In einer Sekunde ans Ziel: Wann können wir uns wie in Star Trek teleportieren?

Transport in Star Trek.

wenn?

in einem Star Trek Sie brauchen (normalerweise) kein Auto, keine öffentlichen Verkehrsmittel oder ein Space Shuttle mehr: Jemand wird per Teleportation von einem Ort zum anderen transportiert, verschwindet an einem Ort und taucht an einem anderen ein- oder mehrmals wieder auf.

Wo hast du gesehen?

Beam mich, Scotty!Technologie, die es nicht gibt, wird selten so kreativ wie das Bewegen von Menschen mit einem darin befindlichen Förderband Star Trek.

Wie nah sind wir?

Nie mehr beruflich im Stau stehen oder auf dem Weg zum Urlaubsziel stundenlang im Flugzeug büffeln, mit den Beinen im Nacken und einem matschigen Sandwich zum Abendessen. Wer ist der Träger à la Star Trek Gebäude können überall hingehen – von Australien bis zum Mars – und haben das perfekte Transportmittel zur Hand.

Wie macht? Nun, der Spediteur führt einen sehr fortschrittlichen 3D-Scan aller Bausteine ​​durch, aus denen Sie bestehen, und sendet diese Informationen an Ihr Ziel. Dort setzt die Maschine Ihr Stück Stück für Stück zusammen. Ach ja: der ganze Vorgang hat leider die Kopie von “Sie” am Abflugort zerstört.

Nützlich, aber natürlich auch ein wenig beängstigend. sogar einige Star TrekDie Charaktere haben Angst vor Technik.

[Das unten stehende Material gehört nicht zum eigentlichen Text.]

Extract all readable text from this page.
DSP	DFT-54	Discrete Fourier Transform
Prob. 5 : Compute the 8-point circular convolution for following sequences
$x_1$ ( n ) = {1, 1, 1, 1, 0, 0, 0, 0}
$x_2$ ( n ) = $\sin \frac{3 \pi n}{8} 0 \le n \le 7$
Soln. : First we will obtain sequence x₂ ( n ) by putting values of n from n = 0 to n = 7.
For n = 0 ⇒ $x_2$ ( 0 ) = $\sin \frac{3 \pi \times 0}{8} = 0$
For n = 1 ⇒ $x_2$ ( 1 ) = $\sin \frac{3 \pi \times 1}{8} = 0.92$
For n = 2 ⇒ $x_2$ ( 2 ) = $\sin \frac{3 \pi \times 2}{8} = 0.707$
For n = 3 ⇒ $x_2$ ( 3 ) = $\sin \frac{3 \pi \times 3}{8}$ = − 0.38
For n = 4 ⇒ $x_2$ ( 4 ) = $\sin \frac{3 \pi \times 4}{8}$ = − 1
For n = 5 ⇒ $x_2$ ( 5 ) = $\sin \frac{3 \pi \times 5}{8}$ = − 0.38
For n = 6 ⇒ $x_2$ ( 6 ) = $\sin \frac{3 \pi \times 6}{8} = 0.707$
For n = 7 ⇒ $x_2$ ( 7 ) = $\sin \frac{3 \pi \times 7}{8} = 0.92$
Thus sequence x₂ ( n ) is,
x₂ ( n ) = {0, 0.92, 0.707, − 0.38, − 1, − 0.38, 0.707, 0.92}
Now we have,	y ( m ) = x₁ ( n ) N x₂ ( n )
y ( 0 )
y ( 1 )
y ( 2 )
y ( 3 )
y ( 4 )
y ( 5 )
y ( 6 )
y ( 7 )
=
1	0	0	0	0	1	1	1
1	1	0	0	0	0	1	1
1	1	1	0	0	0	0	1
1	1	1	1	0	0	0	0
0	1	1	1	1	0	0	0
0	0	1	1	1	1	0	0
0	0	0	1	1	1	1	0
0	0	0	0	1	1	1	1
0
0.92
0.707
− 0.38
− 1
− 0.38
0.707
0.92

Denn: Wenn es bei der Abreise abgerissen würde und am Zielort eine Vollversion mit all Ihren Erinnerungen und sogar dem gleichen Haarschnitt auftauchte, wären Sie es dann noch? Und: Sind Menschen nicht mehr als nur eine Ansammlung von Molekülen?

Es sind philosophische Fragen, auf die es keine endgültige Antwort gibt. Aber kann es überhaupt teleportiert werden? Das haben Physiker lange Zeit nicht geglaubt, denn das sogenannte Heisenbergsche Unsicherheitsprinzip wirft einen Schraubenschlüssel ins Werk. Dieses Prinzip besagt, dass man nie alle Informationen eines Teilchens lesen kann. Sie können also nie eine Blaupause haben, um woanders ein neues “Ich” aufzubauen. Deshalb sind die Spediteure in Star Trek Es hat sogenannte “Heisenberg-Kompensatoren”, Teile, die dieses schwierige Naturgesetz vorübergehend auslöschen.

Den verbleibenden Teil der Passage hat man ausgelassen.